Day spent much time among poor immigrant children in Boston, tutoring them in reading and mentoring them. One in particular, the 13-year-old Lebanese immigrant Kahlil Gibran, went on to fame as the author of The Prophet.

Visionist Copeland, Guiney, Cram and Brown on the veranda of the Day mansion in Norwood, 1892

Day co-founded and self-financed the publishing firm of Copeland and Day, which from 1893 through 1899 published about a hundred titles. The firm was influenced by the Arts and Crafts movement and William Morris's Kelmscott Press. The firm was the American publisher of Oscar Wilde's Salomé, illustrated by Aubrey Beardsley; The Yellow Book periodical, also illustrated by Beardsley; and The Black Riders and Other Lines by Stephen Crane. Copeland and Day also published Songs from Vagabondia, a book of poetry by Boston aesthetes Bliss Carman and Richard Hovey, lavishly illustrated by Thomas Meteyard.

He is known to have traveled. Beaumont Newhall states that he visited Algiers, possibly as a result of reading Wilde and Gide. There is a photo "Portrait of F. Holland Day in Arab Costume, 1901" by Frederick H. Evans.

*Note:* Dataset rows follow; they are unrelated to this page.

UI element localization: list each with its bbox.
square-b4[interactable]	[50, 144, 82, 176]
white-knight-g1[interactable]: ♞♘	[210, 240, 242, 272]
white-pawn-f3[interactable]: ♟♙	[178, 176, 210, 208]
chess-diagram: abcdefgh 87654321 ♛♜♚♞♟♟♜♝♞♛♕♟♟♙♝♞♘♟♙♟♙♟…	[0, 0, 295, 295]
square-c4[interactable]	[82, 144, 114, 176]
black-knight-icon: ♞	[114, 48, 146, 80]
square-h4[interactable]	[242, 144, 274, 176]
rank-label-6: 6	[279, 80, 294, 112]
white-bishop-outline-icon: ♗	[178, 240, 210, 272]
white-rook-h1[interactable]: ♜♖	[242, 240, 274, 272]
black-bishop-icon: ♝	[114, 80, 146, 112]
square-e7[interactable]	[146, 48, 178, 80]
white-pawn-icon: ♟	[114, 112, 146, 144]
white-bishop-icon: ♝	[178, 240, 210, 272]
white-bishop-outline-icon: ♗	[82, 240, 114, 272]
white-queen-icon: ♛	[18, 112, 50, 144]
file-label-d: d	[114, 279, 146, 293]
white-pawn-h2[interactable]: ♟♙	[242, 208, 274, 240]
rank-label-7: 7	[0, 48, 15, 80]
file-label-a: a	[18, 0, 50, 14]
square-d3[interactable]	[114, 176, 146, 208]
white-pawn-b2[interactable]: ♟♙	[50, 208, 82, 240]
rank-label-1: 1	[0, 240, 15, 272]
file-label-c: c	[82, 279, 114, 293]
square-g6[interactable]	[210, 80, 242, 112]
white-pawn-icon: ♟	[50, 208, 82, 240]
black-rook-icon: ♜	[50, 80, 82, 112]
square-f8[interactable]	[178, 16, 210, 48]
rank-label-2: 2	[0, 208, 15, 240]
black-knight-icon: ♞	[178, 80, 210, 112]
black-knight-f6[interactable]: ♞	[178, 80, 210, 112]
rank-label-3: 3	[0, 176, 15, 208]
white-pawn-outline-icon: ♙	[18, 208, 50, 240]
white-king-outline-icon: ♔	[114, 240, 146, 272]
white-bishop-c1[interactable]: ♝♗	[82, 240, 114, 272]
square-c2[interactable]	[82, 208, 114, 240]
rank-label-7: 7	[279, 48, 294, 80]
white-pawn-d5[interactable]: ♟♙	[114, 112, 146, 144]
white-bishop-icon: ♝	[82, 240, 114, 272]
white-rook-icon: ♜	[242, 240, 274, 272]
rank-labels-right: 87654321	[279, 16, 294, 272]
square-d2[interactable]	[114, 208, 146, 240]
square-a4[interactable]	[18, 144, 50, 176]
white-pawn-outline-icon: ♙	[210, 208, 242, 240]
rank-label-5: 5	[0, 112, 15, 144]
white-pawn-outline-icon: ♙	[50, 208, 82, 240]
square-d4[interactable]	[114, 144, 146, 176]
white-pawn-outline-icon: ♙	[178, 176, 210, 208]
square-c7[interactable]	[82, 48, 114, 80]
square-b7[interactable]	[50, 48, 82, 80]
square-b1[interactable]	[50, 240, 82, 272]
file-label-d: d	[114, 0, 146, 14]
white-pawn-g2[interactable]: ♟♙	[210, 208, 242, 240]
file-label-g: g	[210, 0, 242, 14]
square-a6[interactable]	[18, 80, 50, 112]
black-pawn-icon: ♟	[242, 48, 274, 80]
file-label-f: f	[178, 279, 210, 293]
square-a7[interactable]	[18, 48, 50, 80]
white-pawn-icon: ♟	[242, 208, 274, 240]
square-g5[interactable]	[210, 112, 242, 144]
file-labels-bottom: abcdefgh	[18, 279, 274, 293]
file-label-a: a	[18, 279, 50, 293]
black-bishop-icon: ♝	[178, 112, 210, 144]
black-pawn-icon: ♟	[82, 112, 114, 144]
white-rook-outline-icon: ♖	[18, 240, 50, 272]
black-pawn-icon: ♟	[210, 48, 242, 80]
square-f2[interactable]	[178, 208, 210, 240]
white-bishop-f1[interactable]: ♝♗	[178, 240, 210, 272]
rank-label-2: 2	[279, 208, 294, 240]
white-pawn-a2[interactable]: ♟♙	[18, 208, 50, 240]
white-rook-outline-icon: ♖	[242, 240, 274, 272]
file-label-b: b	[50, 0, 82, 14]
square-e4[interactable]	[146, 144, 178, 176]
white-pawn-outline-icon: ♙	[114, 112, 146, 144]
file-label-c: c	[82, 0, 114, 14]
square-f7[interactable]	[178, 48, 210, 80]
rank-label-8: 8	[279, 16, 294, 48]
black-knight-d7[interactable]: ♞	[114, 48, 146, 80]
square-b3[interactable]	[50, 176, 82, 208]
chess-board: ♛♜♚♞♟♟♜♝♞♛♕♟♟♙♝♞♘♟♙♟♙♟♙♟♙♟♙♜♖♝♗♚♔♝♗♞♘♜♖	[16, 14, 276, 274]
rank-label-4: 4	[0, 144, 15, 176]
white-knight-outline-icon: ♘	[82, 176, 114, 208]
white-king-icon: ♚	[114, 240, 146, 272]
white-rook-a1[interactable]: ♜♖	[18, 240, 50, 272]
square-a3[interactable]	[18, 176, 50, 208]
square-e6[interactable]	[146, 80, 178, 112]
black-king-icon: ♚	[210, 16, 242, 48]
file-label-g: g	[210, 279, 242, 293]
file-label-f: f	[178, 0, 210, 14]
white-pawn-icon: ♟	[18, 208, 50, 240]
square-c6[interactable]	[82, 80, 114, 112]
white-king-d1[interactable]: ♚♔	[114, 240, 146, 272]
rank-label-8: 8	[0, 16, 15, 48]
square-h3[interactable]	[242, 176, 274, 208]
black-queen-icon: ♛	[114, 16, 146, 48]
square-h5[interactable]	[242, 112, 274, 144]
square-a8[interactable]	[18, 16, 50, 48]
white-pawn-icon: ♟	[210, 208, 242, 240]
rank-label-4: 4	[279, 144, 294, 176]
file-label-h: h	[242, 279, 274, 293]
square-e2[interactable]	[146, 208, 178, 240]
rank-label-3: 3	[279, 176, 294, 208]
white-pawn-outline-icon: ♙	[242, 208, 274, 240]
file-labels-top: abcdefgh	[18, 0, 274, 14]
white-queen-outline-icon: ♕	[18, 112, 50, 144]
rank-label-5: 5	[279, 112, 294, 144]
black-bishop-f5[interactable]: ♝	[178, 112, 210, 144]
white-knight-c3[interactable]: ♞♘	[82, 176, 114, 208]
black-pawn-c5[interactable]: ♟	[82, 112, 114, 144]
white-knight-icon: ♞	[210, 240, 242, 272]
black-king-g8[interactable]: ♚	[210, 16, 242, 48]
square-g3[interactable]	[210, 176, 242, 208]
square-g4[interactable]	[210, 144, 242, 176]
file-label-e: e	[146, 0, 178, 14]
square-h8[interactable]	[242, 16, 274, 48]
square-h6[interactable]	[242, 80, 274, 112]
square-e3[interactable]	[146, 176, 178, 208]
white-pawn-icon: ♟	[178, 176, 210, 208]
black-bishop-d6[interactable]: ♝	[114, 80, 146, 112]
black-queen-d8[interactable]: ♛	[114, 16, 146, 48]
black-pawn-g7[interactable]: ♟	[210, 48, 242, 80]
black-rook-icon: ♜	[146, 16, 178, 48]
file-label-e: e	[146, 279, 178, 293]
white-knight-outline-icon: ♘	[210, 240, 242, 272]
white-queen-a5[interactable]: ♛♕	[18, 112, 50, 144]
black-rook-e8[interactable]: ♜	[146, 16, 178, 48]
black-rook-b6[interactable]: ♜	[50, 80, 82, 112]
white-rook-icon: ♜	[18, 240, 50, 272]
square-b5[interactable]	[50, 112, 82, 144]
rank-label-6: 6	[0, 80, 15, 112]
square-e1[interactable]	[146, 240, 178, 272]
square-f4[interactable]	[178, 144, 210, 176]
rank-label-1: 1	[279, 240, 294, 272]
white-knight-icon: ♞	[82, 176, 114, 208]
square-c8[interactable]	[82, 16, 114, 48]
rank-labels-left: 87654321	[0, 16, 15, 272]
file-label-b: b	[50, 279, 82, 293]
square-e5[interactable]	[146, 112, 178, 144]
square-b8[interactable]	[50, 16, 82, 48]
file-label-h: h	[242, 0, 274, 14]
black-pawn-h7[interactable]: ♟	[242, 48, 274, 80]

He was a friend of Louise Imogen Guiney and Ralph Adams Cram, and member of social clubs, such as the "Visionists", formed around shared interests in arts and literature. He was a major patron of Aubrey Beardsley.

He was also a lifelong bibliophile and collector. Most notable among his collections was his world-class collection on the poet John Keats.

Amy Lowell had an unconventional work schedule, writing between midnight and 5.00AM. She often appeared late, even at gatherings she put togethe, so that Ada Dwyer Russell often played solo hostess at dinner for guests invited by Lowell. Some of her contemporaries and later critics considered her a bombastic, overly pushy woman, but she succeeded in getting the publisher and photographer F. Holland Day to share some of his John Keats memorabilia only through charm and flattery. While conducting his own research, Day had gained possession of a collection of 31 letters from Fanny Brawne to Keats. Day had long been obsessed with the poet. He began his Kears collection in 1885 and in 1894, he commissioned Anne Whitney to create a bust of Keats for the poet's parish church in Hempstead, England. However, Day refused to let anyone read the letters. Even his best friend, Louise Guiney, did not know what was in them, and Day put off Lowell's request to examine his treasures. Among the ostacles he placed before her was refusing all visits after 4.00PM, knowing that Lowell slept all day and worked all night and that it would be impossible for her to travel from her home in Brookline to Day's in Norwood in time for her to meet with him. But after a year of torment, Lowell gave in and agreed to Day's terms and she arrived at his house at 3.00 on March 2, 1922. Gleefully aware of her bulk, Day surrounded his bed with books, papers, teapots, and silverware while he had all the other furniture removed from his room except for a small armchair. "If Miss Lowell decides to sit down, she will hace to stay seated for the rest of the session." Lowell paced for the entire three hour visit. In the end, Lowell seduced Day with books on his favorite topics and a lock of Brawne's hair. Day allowed her access to some of the letters and the biography of Keats by Lowell was publised in 1925. Lowell died three months later.